TR03-0001 (February)

Title
Cluster BP and cluster CCCP : Two simple methods for computing Kikuchi approximations

Author(s)
Taisuke Sato

Contact person
Taisuke Sato

Abstract
Loopy BP (belief propagation) came out of the UAI community and it is expected to be an efficient approximation method for computing marginal distributions not only for Bayesian networks but for distributions specified by a product of potentials in general.
In this paper, we first look back on the derivation of loopy BP from the Bethe approximation to variational free energy, and its generalization to the Kikuchi approximation. We then propose two new algorithms, cluster BP and cluster CCCP, which run on cluster graphs and are guaranteed to compute the Kikuchi approximation when the graph satisfies the tree condition. The latter is also guaranteed to compute a local minimum of the Kikuchi approximation.


TR03-0002 (June)

Title
Generating Self-Evaluations to Learn Appropriate Actions in Various Games

Author(s)
Koichi Moriyama and Masayuki Numao

Contact person
Koichi Moriyama (moriyama@mori.cs.titech.ac.jp)

Abstract
In game theory, the combination of each player's action goes to a Nash equilibrium. However, this combination is not optimal in some games such as the prisoner's dilemma (PD).
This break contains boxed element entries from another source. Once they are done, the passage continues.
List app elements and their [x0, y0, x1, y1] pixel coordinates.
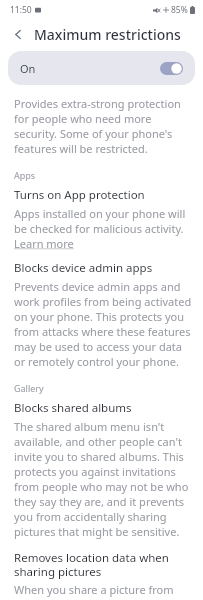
staticText: Blocks shared albums [14, 400, 132, 416]
staticText: On [20, 61, 36, 76]
staticText: The shared album menu isn't available, a… [14, 419, 194, 539]
staticText: Maximum restrictions [34, 25, 181, 44]
button[interactable]: Back [8, 24, 28, 44]
staticText: Gallery [14, 382, 44, 394]
staticText: Apps [14, 169, 36, 181]
staticText: Removes location data when sharing pictu… [14, 550, 193, 579]
button[interactable]: Apps installed on your phone will be che… [14, 206, 197, 251]
staticText: 85% [171, 4, 188, 16]
staticText: 11:50 [10, 4, 32, 16]
staticText: Apps installed on your phone will be che… [14, 206, 197, 251]
staticText: Provides extra-strong protection for peo… [14, 96, 194, 156]
staticText: When you share a picture from Gallery, l… [14, 582, 194, 600]
button[interactable]: On [8, 51, 195, 85]
staticText: Prevents device admin apps and work prof… [14, 279, 194, 369]
staticText: Turns on App protection [14, 187, 145, 203]
staticText: Blocks device admin apps [14, 260, 153, 276]
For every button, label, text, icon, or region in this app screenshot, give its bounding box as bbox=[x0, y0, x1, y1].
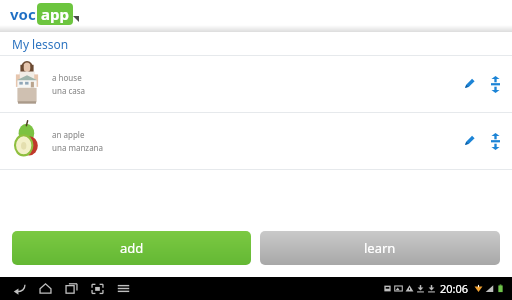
button[interactable]: Reorder bbox=[484, 73, 506, 95]
button[interactable]: Edit bbox=[458, 73, 480, 95]
staticText: una manzana bbox=[52, 142, 104, 153]
staticText: an apple bbox=[52, 129, 85, 140]
staticText: app bbox=[41, 4, 69, 24]
button[interactable]: Recents bbox=[58, 277, 84, 300]
button[interactable]: an apple bbox=[0, 113, 512, 169]
staticText: learn bbox=[364, 239, 396, 257]
staticText: voc bbox=[10, 4, 36, 24]
button[interactable]: Back bbox=[6, 277, 32, 300]
button[interactable]: Menu bbox=[110, 277, 136, 300]
button[interactable]: a house bbox=[0, 56, 512, 112]
button[interactable]: Edit bbox=[458, 130, 480, 152]
staticText: add bbox=[120, 239, 144, 257]
staticText: 20:06 bbox=[440, 281, 469, 296]
staticText: una casa bbox=[52, 85, 86, 96]
button[interactable]: add bbox=[12, 231, 251, 265]
staticText: My lesson bbox=[12, 36, 69, 52]
staticText: a house bbox=[52, 72, 82, 83]
button[interactable]: Home bbox=[32, 277, 58, 300]
button[interactable]: Screenshot bbox=[84, 277, 110, 300]
button[interactable]: learn bbox=[260, 231, 500, 265]
button[interactable]: Reorder bbox=[484, 130, 506, 152]
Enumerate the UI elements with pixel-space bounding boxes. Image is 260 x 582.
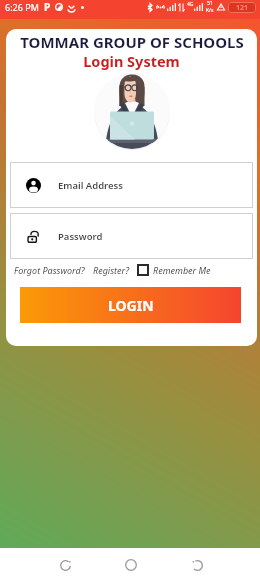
- button[interactable]: Forgot Password?: [14, 264, 85, 276]
- staticText: 6:26 PM: [5, 1, 39, 13]
- button[interactable]: Remember Me: [137, 264, 211, 276]
- staticText: TOMMAR GROUP OF SCHOOLS: [20, 32, 244, 52]
- staticText: 4G: [187, 1, 194, 8]
- staticText: Password: [58, 230, 103, 243]
- button[interactable]: Recents: [48, 548, 82, 582]
- staticText: Login System: [83, 51, 180, 71]
- button[interactable]: Register?: [93, 264, 130, 276]
- staticText: P: [44, 0, 51, 14]
- button[interactable]: Back: [180, 548, 214, 582]
- button[interactable]: Password: [10, 213, 253, 259]
- staticText: Email Address: [58, 179, 123, 192]
- staticText: LOGIN: [108, 296, 154, 315]
- staticText: 121: [236, 3, 249, 13]
- staticText: 51: [207, 0, 213, 7]
- staticText: Remember Me: [153, 264, 211, 276]
- staticText: K/s: [206, 7, 214, 14]
- button[interactable]: LOGIN: [20, 287, 241, 323]
- button[interactable]: Email Address: [10, 162, 253, 208]
- button[interactable]: Home: [114, 548, 148, 582]
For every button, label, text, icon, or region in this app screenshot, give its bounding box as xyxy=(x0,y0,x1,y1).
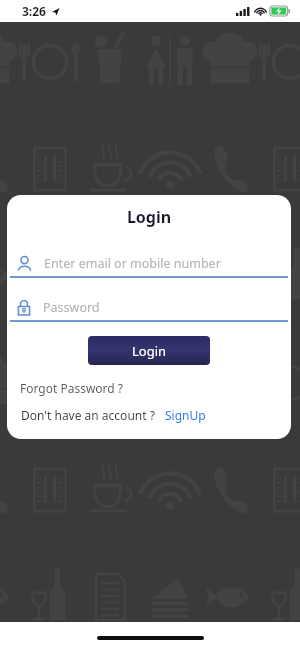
button[interactable]: Login xyxy=(88,336,210,365)
staticText: Password xyxy=(43,299,100,316)
button[interactable]: Forgot Password ? xyxy=(20,380,291,396)
staticText: 3:26 xyxy=(22,3,46,19)
staticText: Don't have an account ? xyxy=(21,407,155,423)
staticText: Login xyxy=(132,342,167,360)
staticText: Login xyxy=(7,206,291,228)
staticText: SignUp xyxy=(165,407,206,423)
button[interactable]: SignUp xyxy=(165,407,206,423)
staticText: Enter email or mobile number xyxy=(44,255,221,272)
staticText: Forgot Password ? xyxy=(20,380,124,396)
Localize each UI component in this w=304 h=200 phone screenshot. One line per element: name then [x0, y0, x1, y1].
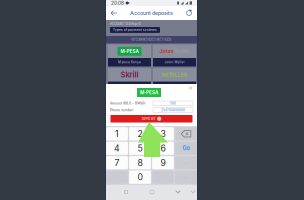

Nevertheless, almost all multi-agent reinforcement learning algorithms aim to converge to a Nash equilibrium. There are, on the other hand, several methods aiming to depart from bad Nash equilibria and proceed to a better combination by handling rewards in PD-like games, but since they use fixed handling methods, they are worse in non-PD-like games. In this paper, we construct an agent learning appropriate actions in both PD-like and non-PD-like games through self-evaluations. The agent has two conditions for judging whether the game is like PD or not and two methods which generate self-evaluations according to the judgement. We conducted experiments in two kinds of game played by the agents.